Thursday, October 29, 2015

Health-care is designed around the illness instead of around the patient

This is when I still had boobies ... how I miss them nipples !
While paging through my FB page, I came across an inbox message that I had sent to John Costello some time back.   This is what I wrote:
“I have learned so much with this illness ... how when you don't get better, you start to feel embarrassed, ashamed, humiliated ... because you are not getting well and you are not dying fast enough either”.  After reading that, I spent a lot of time contemplating our health care system and how it fails the chronically ill, the terminally ill, and those with life-threatening diseases that they have to live with for life.  When you find yourself at odds with the social norm, the road becomes extremely lonely, except for the few who travel the same path as you.  And worse still is having a rare disease that no one understands, no one can see it and therefore, the patient gets left behind as society moves on with life.   Most physicians have never heard of the disease and some are arrogant enough to tell the patient that google patients get on their nerves.  Patients with rare diseases HAVE to become detectives so that they can live.  Humble and compassionate physicians are hard to find.
The word ‘patient’ means one who suffers.  Healthcare has been designed around the disease and not around the patient.  The treatment is never about us, the person with emotions, a mind and a world-view.  And those of us with chronic and life-threatening diseases who experience so much nausea and pain cannot be helped by a hospital.  A hospital is for patients with acute illnesses or injuries.

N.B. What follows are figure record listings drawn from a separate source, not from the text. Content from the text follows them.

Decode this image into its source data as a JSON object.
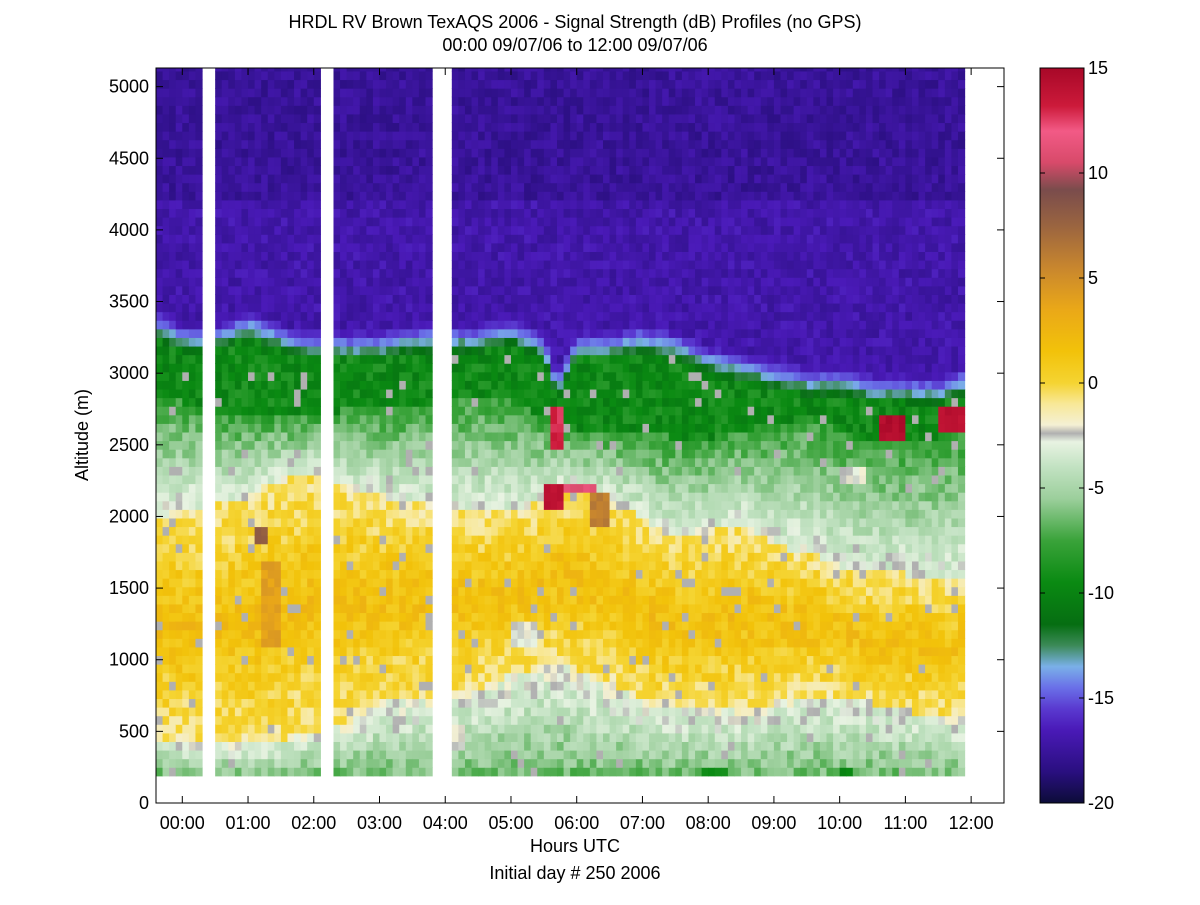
{
  "chart_data": {
    "type": "heatmap",
    "title": "HRDL RV Brown TexAQS 2006 - Signal Strength (dB) Profiles (no GPS)",
    "subtitle": "00:00 09/07/06 to 12:00 09/07/06",
    "xlabel": "Hours UTC",
    "xlabel2": "Initial day # 250  2006",
    "ylabel": "Altitude (m)",
    "xlim": [
      -0.4,
      12.5
    ],
    "ylim": [
      0,
      5130
    ],
    "x_ticks": [
      0,
      1,
      2,
      3,
      4,
      5,
      6,
      7,
      8,
      9,
      10,
      11,
      12
    ],
    "x_tick_labels": [
      "00:00",
      "01:00",
      "02:00",
      "03:00",
      "04:00",
      "05:00",
      "06:00",
      "07:00",
      "08:00",
      "09:00",
      "10:00",
      "11:00",
      "12:00"
    ],
    "y_ticks": [
      0,
      500,
      1000,
      1500,
      2000,
      2500,
      3000,
      3500,
      4000,
      4500,
      5000
    ],
    "y_tick_labels": [
      "0",
      "500",
      "1000",
      "1500",
      "2000",
      "2500",
      "3000",
      "3500",
      "4000",
      "4500",
      "5000"
    ],
    "colorbar": {
      "min": -20,
      "max": 15,
      "ticks": [
        15,
        10,
        5,
        0,
        -5,
        -10,
        -15,
        -20
      ],
      "tick_labels": [
        "15",
        "10",
        "5",
        "0",
        "-5",
        "-10",
        "-15",
        "-20"
      ],
      "colormap": [
        {
          "v": -20,
          "color": "#0c0c38"
        },
        {
          "v": -18.5,
          "color": "#2a0f80"
        },
        {
          "v": -16.5,
          "color": "#4a1ab8"
        },
        {
          "v": -15.5,
          "color": "#5a3ad0"
        },
        {
          "v": -14.5,
          "color": "#6a70e8"
        },
        {
          "v": -13.5,
          "color": "#7ab0e8"
        },
        {
          "v": -12.5,
          "color": "#3c8a58"
        },
        {
          "v": -11.5,
          "color": "#066e12"
        },
        {
          "v": -9.5,
          "color": "#0a8a12"
        },
        {
          "v": -7.5,
          "color": "#3aa33a"
        },
        {
          "v": -5.5,
          "color": "#9ccf9c"
        },
        {
          "v": -4,
          "color": "#c2e2c2"
        },
        {
          "v": -2.8,
          "color": "#e8f3e2"
        },
        {
          "v": -2.4,
          "color": "#b0b0b0"
        },
        {
          "v": -2.0,
          "color": "#f4f0d4"
        },
        {
          "v": -1,
          "color": "#f8e898"
        },
        {
          "v": 0,
          "color": "#f5d432"
        },
        {
          "v": 1.5,
          "color": "#f2c20a"
        },
        {
          "v": 3.5,
          "color": "#eaa818"
        },
        {
          "v": 5.5,
          "color": "#c8862e"
        },
        {
          "v": 7.5,
          "color": "#9a6440"
        },
        {
          "v": 9.2,
          "color": "#7a4c4c"
        },
        {
          "v": 10.5,
          "color": "#d84a6a"
        },
        {
          "v": 12,
          "color": "#f25a86"
        },
        {
          "v": 13.2,
          "color": "#cc1a3a"
        },
        {
          "v": 15,
          "color": "#a80828"
        }
      ]
    },
    "data_range": {
      "x_start": -0.4,
      "x_end": 11.85,
      "y_bottom": 190,
      "y_top": 5130,
      "profile_width_hours": 0.1
    },
    "gaps_hours": [
      [
        0.3,
        0.55
      ],
      [
        2.1,
        2.3
      ],
      [
        3.8,
        4.1
      ],
      [
        11.85,
        12.45
      ]
    ],
    "boundaries": {
      "times": [
        -0.4,
        0,
        0.5,
        1,
        1.5,
        2,
        2.5,
        3,
        3.5,
        4,
        4.5,
        5,
        5.5,
        5.7,
        6,
        6.5,
        7,
        7.5,
        8,
        8.5,
        9,
        9.5,
        10,
        10.5,
        11,
        11.5,
        11.85
      ],
      "cloud_top_m": [
        3250,
        3150,
        3150,
        3250,
        3150,
        3100,
        3100,
        3100,
        3150,
        3150,
        3150,
        3200,
        3100,
        2800,
        3100,
        3100,
        3150,
        3100,
        3000,
        2950,
        2900,
        2850,
        2850,
        2800,
        2800,
        2780,
        2850
      ],
      "green_bottom_m": [
        2850,
        2800,
        2700,
        2700,
        2700,
        2700,
        2750,
        2750,
        2750,
        2800,
        2850,
        2800,
        2700,
        2600,
        2600,
        2600,
        2600,
        2550,
        2550,
        2600,
        2650,
        2700,
        2600,
        2500,
        2500,
        2550,
        2600
      ],
      "yellow_top_m": [
        2000,
        2050,
        2100,
        2150,
        2250,
        2300,
        2200,
        2150,
        2100,
        2050,
        2050,
        2050,
        2100,
        2200,
        2200,
        2100,
        2000,
        1850,
        1900,
        1950,
        1800,
        1750,
        1650,
        1600,
        1600,
        1550,
        1550
      ],
      "yellow_bottom_m": [
        450,
        450,
        400,
        400,
        450,
        500,
        550,
        700,
        700,
        750,
        800,
        900,
        950,
        1000,
        900,
        850,
        700,
        650,
        650,
        650,
        700,
        750,
        750,
        700,
        650,
        600,
        600
      ]
    },
    "features": [
      {
        "t0": 5.5,
        "t1": 5.8,
        "z0": 2050,
        "z1": 2250,
        "value": 14
      },
      {
        "t0": 5.8,
        "t1": 6.3,
        "z0": 2150,
        "z1": 2230,
        "value": 11
      },
      {
        "t0": 5.55,
        "t1": 5.75,
        "z0": 2450,
        "z1": 2750,
        "value": 13
      },
      {
        "t0": 10.6,
        "t1": 11.0,
        "z0": 2520,
        "z1": 2700,
        "value": 14.5
      },
      {
        "t0": 11.5,
        "t1": 11.85,
        "z0": 2600,
        "z1": 2800,
        "value": 14
      },
      {
        "t0": 1.15,
        "t1": 1.3,
        "z0": 1800,
        "z1": 1950,
        "value": 8
      },
      {
        "t0": 1.25,
        "t1": 1.55,
        "z0": 1100,
        "z1": 1700,
        "value": 4
      },
      {
        "t0": 6.2,
        "t1": 6.5,
        "z0": 1950,
        "z1": 2200,
        "value": 6
      },
      {
        "t0": 5.0,
        "t1": 5.4,
        "z0": 1100,
        "z1": 1300,
        "value": -2.4
      },
      {
        "t0": 10.0,
        "t1": 10.4,
        "z0": 2250,
        "z1": 2350,
        "value": -2.4
      },
      {
        "t0": 4.0,
        "t1": 4.3,
        "z0": 400,
        "z1": 550,
        "value": -2.4
      },
      {
        "t0": 7.9,
        "t1": 8.3,
        "z0": 190,
        "z1": 260,
        "value": -9
      },
      {
        "t0": 10.0,
        "t1": 10.2,
        "z0": 190,
        "z1": 280,
        "value": -10
      }
    ]
  }
}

The old view of a Hospice being the last place a person goes before they die also needs to be re-examined.   Hospices should be for palliative care – and that care must be designed for the patients comfort.  It must support what is best for us.  The dying process must be made wonderful, rather than just less painful.   How we die is all important to me.  Our life has to have a dignified end to it.
There are two elements to suffering.  There is the suffering that connects the healer to the patient.  This I would call the necessary suffering that creates the place for compassion to enter into the space between the healer and the patient.  It is the suffering that comes with having to grieve for all that you are losing, every day…a little more loss, until there is only one or two family or friends who still stay by your side.   Without understanding, there can be no compassion.  Somehow the care worker has to find that compassion between him/her self and the patient.   That compassion makes suffering bearable.

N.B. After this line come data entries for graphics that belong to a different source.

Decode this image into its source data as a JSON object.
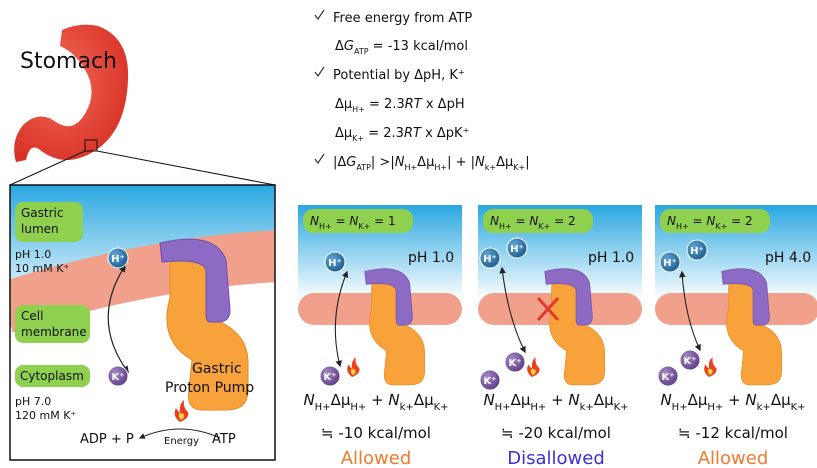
{
  "stomach_label": "Stomach",
  "left_panel": {
    "lumen_label": [
      "Gastric",
      "lumen"
    ],
    "lumen_conditions": [
      "pH 1.0",
      "10 mM K⁺"
    ],
    "membrane_label": [
      "Cell",
      "membrane"
    ],
    "cytoplasm_label": "Cytoplasm",
    "cytoplasm_conditions": [
      "pH 7.0",
      "120 mM K⁺"
    ],
    "pump_label": [
      "Gastric",
      "Proton Pump"
    ],
    "adp": "ADP + P",
    "energy": "Energy",
    "atp": "ATP"
  },
  "ions": {
    "h": "H⁺",
    "k": "K⁺"
  },
  "checklist": [
    [
      "Free energy from ATP"
    ],
    [
      "Δ",
      "G",
      "ATP",
      " = -13 kcal/mol"
    ],
    [
      "Potential by ΔpH, K⁺"
    ],
    [
      "Δμ",
      "H+",
      " =  2.3",
      "RT",
      " x ΔpH"
    ],
    [
      "Δμ",
      "K+",
      " =  2.3",
      "RT",
      " x ΔpK⁺"
    ],
    [
      "|Δ",
      "G",
      "ATP",
      "| >|",
      "N",
      "H+",
      "Δμ",
      "H+",
      "| + |",
      "N",
      "k+",
      "Δμ",
      "K+",
      "|"
    ]
  ],
  "panels": [
    {
      "n_label": [
        "N",
        "H+",
        " = ",
        "N",
        "K+",
        " = 1"
      ],
      "ph": "pH 1.0",
      "formula": [
        "N",
        "H+",
        "Δμ",
        "H+",
        " + ",
        "N",
        "k+",
        "Δμ",
        "K+"
      ],
      "energy": "≒  -10 kcal/mol",
      "verdict": "Allowed"
    },
    {
      "n_label": [
        "N",
        "H+",
        " = ",
        "N",
        "K+",
        " = 2"
      ],
      "ph": "pH 1.0",
      "formula": [
        "N",
        "H+",
        "Δμ",
        "H+",
        " + ",
        "N",
        "k+",
        "Δμ",
        "K+"
      ],
      "energy": "≒  -20 kcal/mol",
      "verdict": "Disallowed"
    },
    {
      "n_label": [
        "N",
        "H+",
        " = ",
        "N",
        "K+",
        " = 2"
      ],
      "ph": "pH 4.0",
      "formula": [
        "N",
        "H+",
        "Δμ",
        "H+",
        " + ",
        "N",
        "k+",
        "Δμ",
        "K+"
      ],
      "energy": "≒  -12 kcal/mol",
      "verdict": "Allowed"
    }
  ]
}
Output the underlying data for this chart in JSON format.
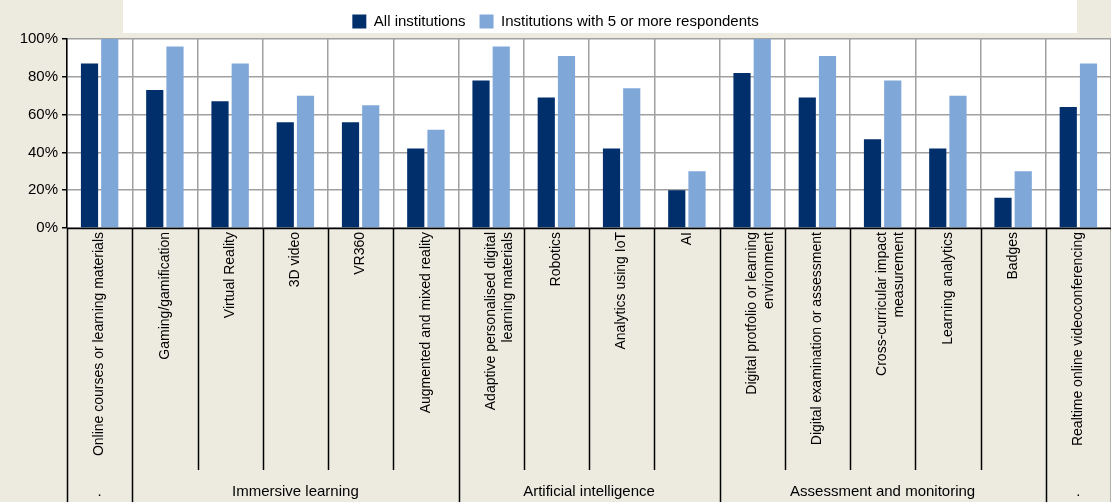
{
  "chart_data": {
    "type": "bar",
    "categories": [
      "Online courses or learning materials",
      "Gaming/gamification",
      "Virtual Reality",
      "3D video",
      "VR360",
      "Augmented and mixed reality",
      "Adaptive personalised digital learning materials",
      "Robotics",
      "Analytics using IoT",
      "AI",
      "Digital protfolio or learning environment",
      "Digital examination or assessment",
      "Cross-curricular impact measurement",
      "Learning analytics",
      "Badges",
      "Realtime online videoconferencing"
    ],
    "series": [
      {
        "name": "All institutions",
        "color": "#002f6c",
        "values": [
          87,
          73,
          67,
          56,
          56,
          42,
          78,
          69,
          42,
          20,
          82,
          69,
          47,
          42,
          16,
          64
        ]
      },
      {
        "name": "Institutions with 5 or more respondents",
        "color": "#7fa8d9",
        "values": [
          100,
          96,
          87,
          70,
          65,
          52,
          96,
          91,
          74,
          30,
          100,
          91,
          78,
          70,
          30,
          87
        ]
      }
    ],
    "ylim": [
      0,
      100
    ],
    "yticks": [
      {
        "value": 0,
        "label": "0%"
      },
      {
        "value": 20,
        "label": "20%"
      },
      {
        "value": 40,
        "label": "40%"
      },
      {
        "value": 60,
        "label": "60%"
      },
      {
        "value": 80,
        "label": "80%"
      },
      {
        "value": 100,
        "label": "100%"
      }
    ],
    "grid": true,
    "legend": "top",
    "annotations": [
      ".",
      "Immersive learning",
      "Artificial intelligence",
      "Assessment and monitoring",
      "."
    ]
  }
}
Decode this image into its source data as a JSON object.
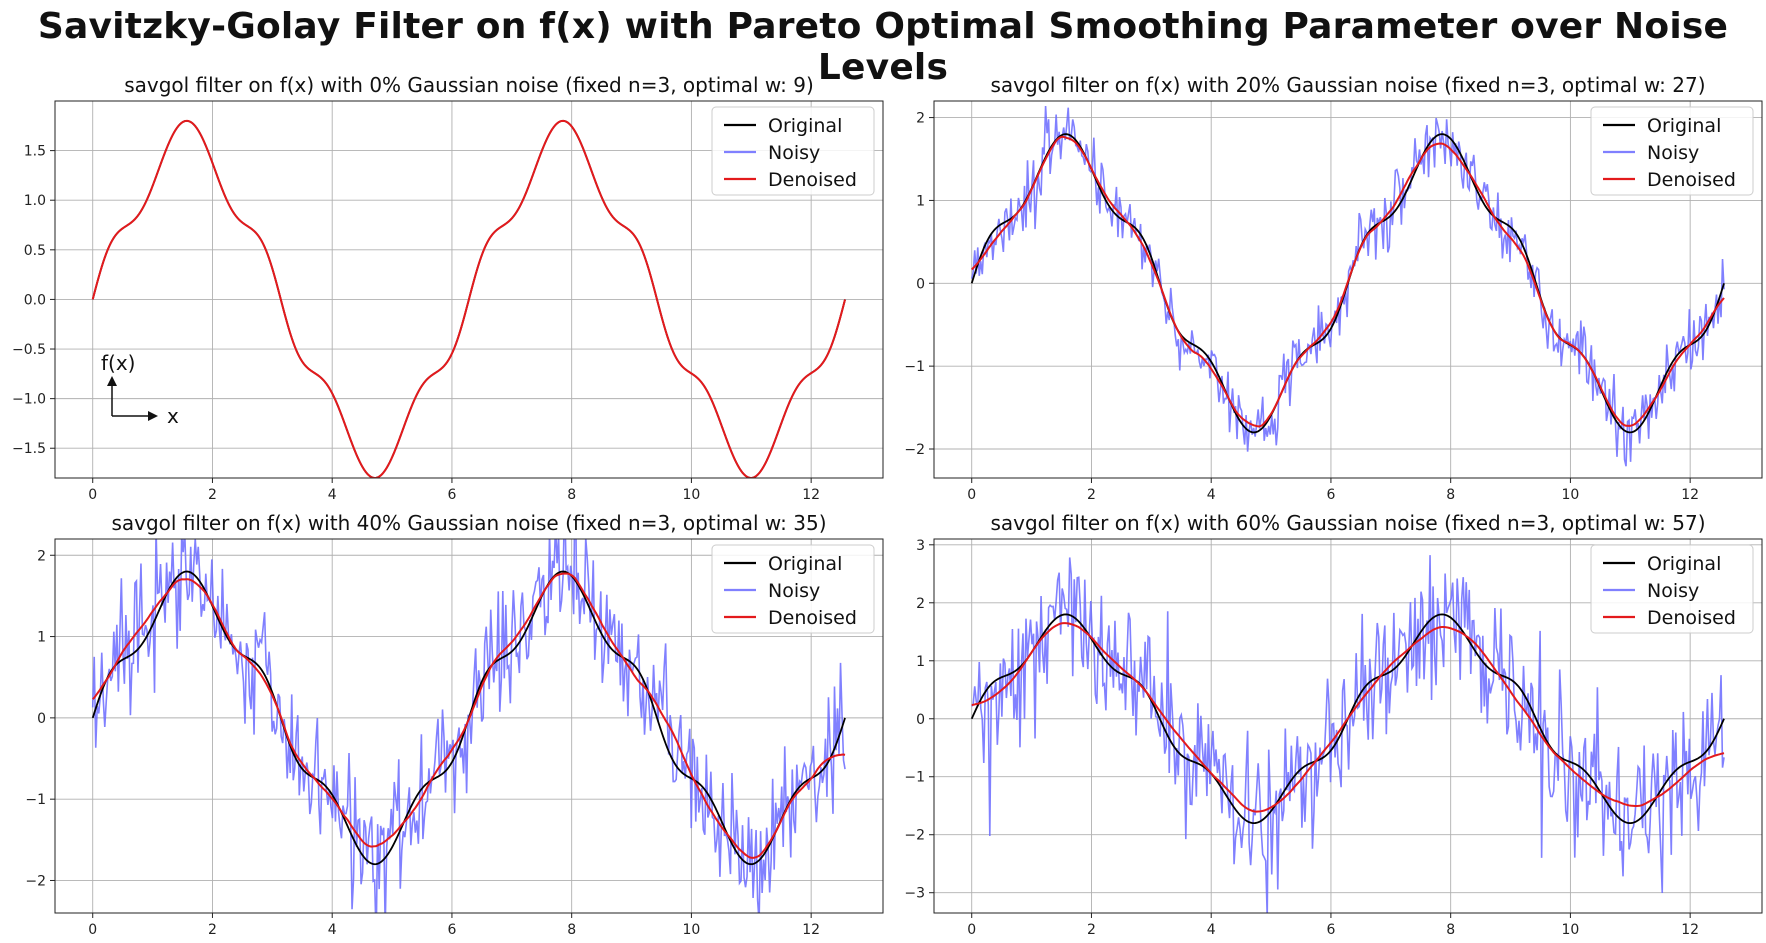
{
  "suptitle": "Savitzky-Golay Filter on f(x) with Pareto Optimal Smoothing Parameter over Noise Levels",
  "colors": {
    "original": "#000000",
    "noisy": "#6a6aff",
    "denoised": "#e31a1c",
    "grid": "#b0b0b0"
  },
  "chart_data": [
    {
      "type": "line",
      "title": "savgol filter on f(x) with 0% Gaussian noise (fixed n=3, optimal w: 9)",
      "noise_level": 0.0,
      "xlim": [
        -0.63,
        13.2
      ],
      "ylim": [
        -1.8,
        2.0
      ],
      "xticks": [
        0,
        2,
        4,
        6,
        8,
        10,
        12
      ],
      "yticks": [
        -1.5,
        -1.0,
        -0.5,
        0.0,
        0.5,
        1.0,
        1.5
      ],
      "ytick_labels": [
        "−1.5",
        "−1.0",
        "−0.5",
        "0.0",
        "0.5",
        "1.0",
        "1.5"
      ],
      "x_domain": [
        0,
        12.566
      ],
      "series": [
        {
          "name": "Original",
          "color": "#000000"
        },
        {
          "name": "Noisy",
          "color": "#6a6aff"
        },
        {
          "name": "Denoised",
          "color": "#e31a1c"
        }
      ],
      "legend": "top-right",
      "grid": true,
      "annotation": {
        "ylabel": "f(x)",
        "xlabel": "x"
      }
    },
    {
      "type": "line",
      "title": "savgol filter on f(x) with 20% Gaussian noise (fixed n=3, optimal w: 27)",
      "noise_level": 0.2,
      "xlim": [
        -0.63,
        13.2
      ],
      "ylim": [
        -2.35,
        2.2
      ],
      "xticks": [
        0,
        2,
        4,
        6,
        8,
        10,
        12
      ],
      "yticks": [
        -2,
        -1,
        0,
        1,
        2
      ],
      "ytick_labels": [
        "−2",
        "−1",
        "0",
        "1",
        "2"
      ],
      "x_domain": [
        0,
        12.566
      ],
      "series": [
        {
          "name": "Original",
          "color": "#000000"
        },
        {
          "name": "Noisy",
          "color": "#6a6aff"
        },
        {
          "name": "Denoised",
          "color": "#e31a1c"
        }
      ],
      "legend": "top-right",
      "grid": true
    },
    {
      "type": "line",
      "title": "savgol filter on f(x) with 40% Gaussian noise (fixed n=3, optimal w: 35)",
      "noise_level": 0.4,
      "xlim": [
        -0.63,
        13.2
      ],
      "ylim": [
        -2.4,
        2.2
      ],
      "xticks": [
        0,
        2,
        4,
        6,
        8,
        10,
        12
      ],
      "yticks": [
        -2,
        -1,
        0,
        1,
        2
      ],
      "ytick_labels": [
        "−2",
        "−1",
        "0",
        "1",
        "2"
      ],
      "x_domain": [
        0,
        12.566
      ],
      "series": [
        {
          "name": "Original",
          "color": "#000000"
        },
        {
          "name": "Noisy",
          "color": "#6a6aff"
        },
        {
          "name": "Denoised",
          "color": "#e31a1c"
        }
      ],
      "legend": "top-right",
      "grid": true
    },
    {
      "type": "line",
      "title": "savgol filter on f(x) with 60% Gaussian noise (fixed n=3, optimal w: 57)",
      "noise_level": 0.6,
      "xlim": [
        -0.63,
        13.2
      ],
      "ylim": [
        -3.35,
        3.1
      ],
      "xticks": [
        0,
        2,
        4,
        6,
        8,
        10,
        12
      ],
      "yticks": [
        -3,
        -2,
        -1,
        0,
        1,
        2,
        3
      ],
      "ytick_labels": [
        "−3",
        "−2",
        "−1",
        "0",
        "1",
        "2",
        "3"
      ],
      "x_domain": [
        0,
        12.566
      ],
      "series": [
        {
          "name": "Original",
          "color": "#000000"
        },
        {
          "name": "Noisy",
          "color": "#6a6aff"
        },
        {
          "name": "Denoised",
          "color": "#e31a1c"
        }
      ],
      "legend": "top-right",
      "grid": true
    }
  ]
}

 I call these people who stay by your side to the end you soul mate.  I have a ‘souler’, and I am most grateful to have him.  

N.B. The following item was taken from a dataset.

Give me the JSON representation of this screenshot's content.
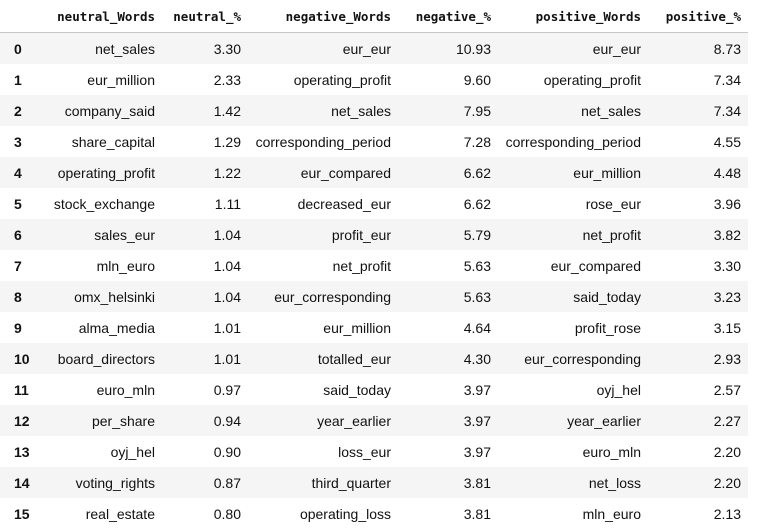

Then there is the suffering of pain and nausea, the loss of physical abilities, the inability to hear, see or understand properly what is going on around one.  This kind of suffering is an abomination to the whole medical profession.   This is where we have to start re-designing how we die.   There is absolutely no excuse for the medical profession to with-hold drugs from a patient who cannot be cured and whose life is no longer worth living.   To be told that you may not have stronger pain relieving drugs because you may become addicted to it is an insult to our intelligence.   We should go into our last years, months or weeks in a state of comfort and wonderment – not because we are dying, but in spite of it.  This would be good care for the chronically ill, those with life-threatening diseases and those who cannot be cured at all.  Give us back our dignity. Don’t make us cry in front of you, begging for help.  Don’t make us tell you that we no longer want to live like this.  Don’t force us to google and speak to psychiatrists to find out the perfect drug to take that no one would be able to bring you back from; no stomach pumps and no urgent attention by paramedics and hospitals will help.  But, society and the medical model of health care have made me do just that.   I have my prescription.  I may never use it, but it gives me the illusion that I still have some control over my life.  I can still choose to live every day, knowing that if it gets too bad, I have a way out.